About the team/job
We are seeking to recruit a machine learning scientist with experience in text mining, NLP and machine learning to work on the EMERALD (Enriching MEtagenomics Results using Artificial intelligence and Literature Data) project. This position will be located within the Literature Services Team at the European Bioinformatics Institute (EMBL-EBI), and will work in close collaboration with the metagenomics team (MGnify), also based at the EMBL-EBI.
Metagenomics is a rapidly expanding field in which the depth and breadth of data are constantly increasing. Consequently, the number of published research articles associated with the field is growing. The overall goal of the EMERALD project is to use machine learning to make metagenomics datasets more reusable, and then perform analyses on these data to discover and identify novel secondary metabolite biosynthetic gene clusters (SMGCs). The project will develop methods to identify full text publications on metagenomics and extract useful experimental concepts (such as biome descriptions and experimental techniques). These key concepts can then be integrated to the public datasets in MGnify, making them more usefully cross-comparable. In the second element of this project, we will work collaboratively with the MGnify team to search for evidence in research papers for information on novel SMGCs, identified through re-analysis across multiple metagenomics datasets. For example, co-occurrence of sets of gene names, secondary metabolites, and inferred relationships between these concepts).
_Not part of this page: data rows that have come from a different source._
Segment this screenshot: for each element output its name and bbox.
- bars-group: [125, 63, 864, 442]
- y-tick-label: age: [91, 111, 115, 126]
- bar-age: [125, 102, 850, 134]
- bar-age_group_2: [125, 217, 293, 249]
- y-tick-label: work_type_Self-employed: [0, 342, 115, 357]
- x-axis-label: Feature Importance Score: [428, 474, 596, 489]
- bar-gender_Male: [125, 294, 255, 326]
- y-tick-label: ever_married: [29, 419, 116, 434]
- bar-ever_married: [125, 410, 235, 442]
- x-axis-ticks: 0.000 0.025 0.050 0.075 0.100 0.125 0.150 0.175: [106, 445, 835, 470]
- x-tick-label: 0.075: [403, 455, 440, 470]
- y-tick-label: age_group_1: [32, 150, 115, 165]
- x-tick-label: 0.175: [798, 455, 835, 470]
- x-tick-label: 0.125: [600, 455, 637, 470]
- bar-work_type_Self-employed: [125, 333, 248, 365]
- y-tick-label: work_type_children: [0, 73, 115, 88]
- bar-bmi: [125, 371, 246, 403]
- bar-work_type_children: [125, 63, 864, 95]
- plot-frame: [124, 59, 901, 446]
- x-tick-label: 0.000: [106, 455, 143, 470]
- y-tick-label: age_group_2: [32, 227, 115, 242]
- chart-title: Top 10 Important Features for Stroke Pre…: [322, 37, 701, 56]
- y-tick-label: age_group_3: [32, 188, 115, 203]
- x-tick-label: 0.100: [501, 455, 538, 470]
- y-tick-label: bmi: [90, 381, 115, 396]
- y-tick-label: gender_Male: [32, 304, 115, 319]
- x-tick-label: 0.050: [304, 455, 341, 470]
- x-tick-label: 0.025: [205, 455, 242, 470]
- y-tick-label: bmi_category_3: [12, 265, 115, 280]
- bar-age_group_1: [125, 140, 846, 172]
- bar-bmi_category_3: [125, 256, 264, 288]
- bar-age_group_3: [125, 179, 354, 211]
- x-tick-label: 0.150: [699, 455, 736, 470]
The successful candidate will be responsible for researching and developing machine learning and related methods to extract concepts from research publications pertaining to the above goals and sharing the results with the MGnify team. The role will require you to work within the context of the Literature services multi-disciplinary team, which includes full stack developers, ontology expertise, data scientists, and biologists as well as text mining and machine learning scientists. You will not be starting from scratch: the Europe PMC team runs basic text mining workflows on all incoming Europe PMC content, which will provide a foundation for this project. This is a great opportunity for someone who wants to make an impact with their text and data mining skills in an open research data infrastructure.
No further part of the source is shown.